E così fecero i giovani cattolici goriziani nel primo Incontro culturale mitteleuropeo del 1966, intitolato non a caso “La poesia oggi”, quando a Gorizia poterono confluire persino intellettuali da Jugoslavia, Ungheria, Cecoslovacchia. Per l’Italia c’erano Mario Luzi, Andrea Zanzotto, Fulvio Tomizza, Biagio Marin. E Giuseppe Ungaretti, che tornava 50 anni esatti dopo le battaglie combattute sull’Isonzo e le sue celebri poesie di trincea, dure e riarse come il Carso. Mezzo secolo dopo la famosa vittoria di Gorizia (costata 200mila vite), ripartì lasciando alla città un manoscritto memorabile e a tutt’oggi rivoluzionario: «Gorizia non era il nome di una vittoria, ma il nome di una comune sofferenza, la nostra e quella di chi ci stava di fronte e che dicevano nemico, ma che noi chiamavamo nel nostro cuore fratello» (sorta di preghiera laica che Icm traduce nelle 21 lingue dei popoli che vennero qui a morire nella Inutile strage).

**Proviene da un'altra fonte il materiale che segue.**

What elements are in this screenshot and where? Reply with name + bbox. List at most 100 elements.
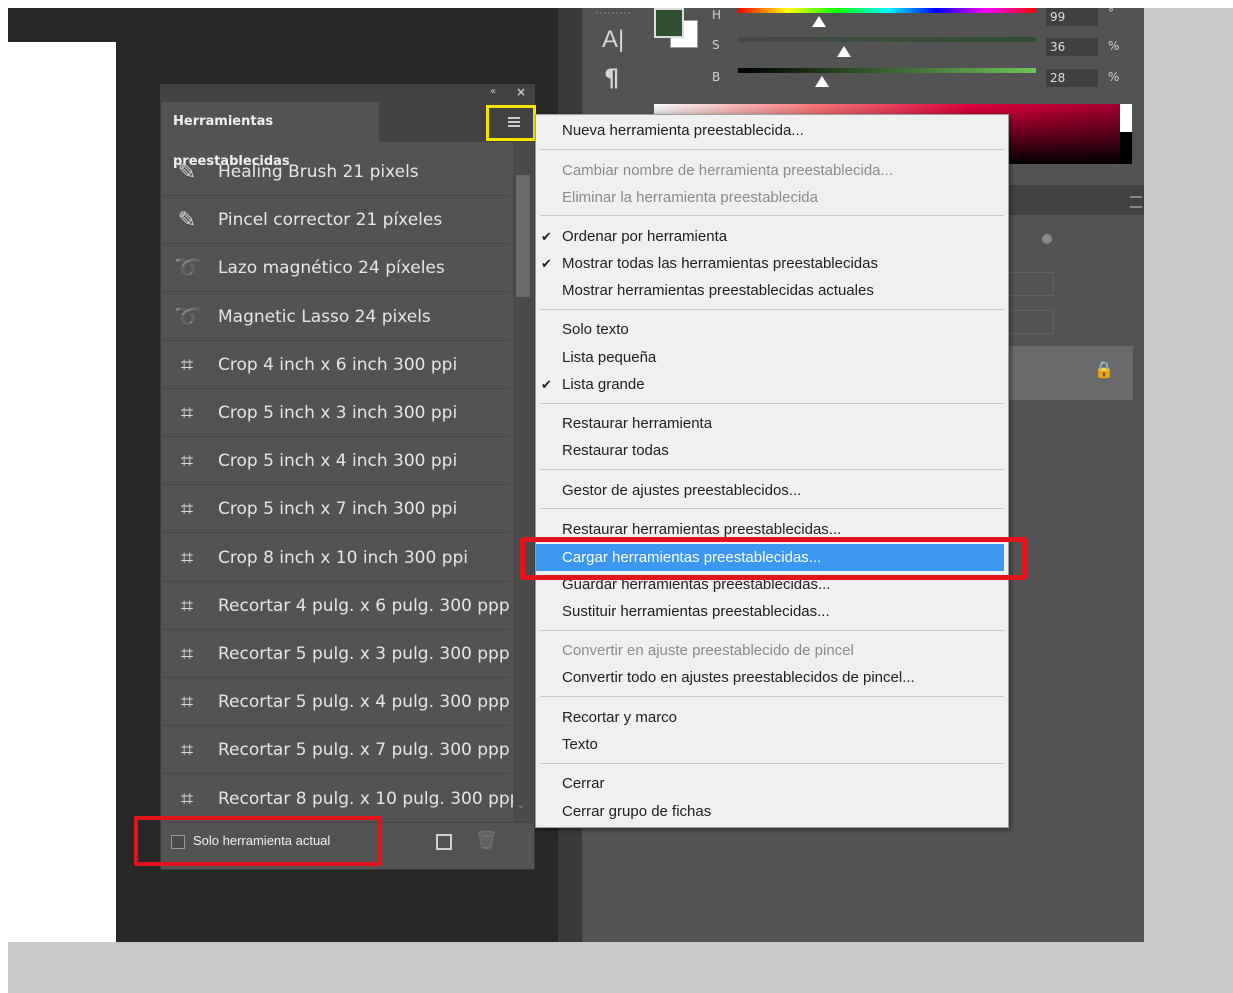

«Il fascino di questa città è che qui come in nessun altro luogo hanno veramente convissuto fin dal medioevo nazionalità germaniche, latine e slave compenetrandosi in pace. Questo fa di Gorizia la città più originale d’Europa», afferma il germanista Hans Kitzmüller, che oggi apre il convegno presentando il suo volume Gorizia austriaca. Pagine ottocentesche, antologia di scrittori goriziani tedeschi, sloveni, italiani e friulani. «Dalle valli dell’Isonzo e del Vipacco fin giù nella grande pianura che scende all’Adriatico, le genti qui non ebbero mai confini, neppure dopo la conquista italiana della città nel 1916. Solo la Cortina di Ferro impose per la prima volta sul territorio goriziano una linea di divisione. Ma nel 2004, con l’ingresso della Slovenia in Europa e l’abbattimento del Muro, questo confine è diventato un ponte straordinario, e tra due anni con la Capitale europea unitaria si dissolverà del tutto».

Poi tutto crolla in poco tempo: «Una generazione prima si traducevano Dante e Mazzini in sloveno, nella generazione successiva il fascismo ammetteva solo l’italiano, persino il friulano era vietato. Ma l’unicità di Gorizia è rimasta scritta nel Dna di questa gente». Il problema è: come trasmetterla a Go!2025 e come coinvolgere i leader europei? «Bisogna incuriosire, far conoscere questa storia eccezionale, che è nata qui ma appartiene a tutti, senza voler dimostrare niente, solo per capire insieme cosa si può ricostruire a partire dal cuore di Gorizia. Ogni organismo ha un cuore solo che lo fa vivere, non è utopia, se è successo in passato potrà ancora avvenire». L’inaugurazione della Capitale europea 2025 avverrà l’8 febbraio, il giorno della morte del sommo poeta sloveno France Prešeren e della nascita di Giuseppe Ungaretti. Non ci sono più censure da aggirare, ma la poesia continua ad essere propellente per un’umanità che resiste a tutto.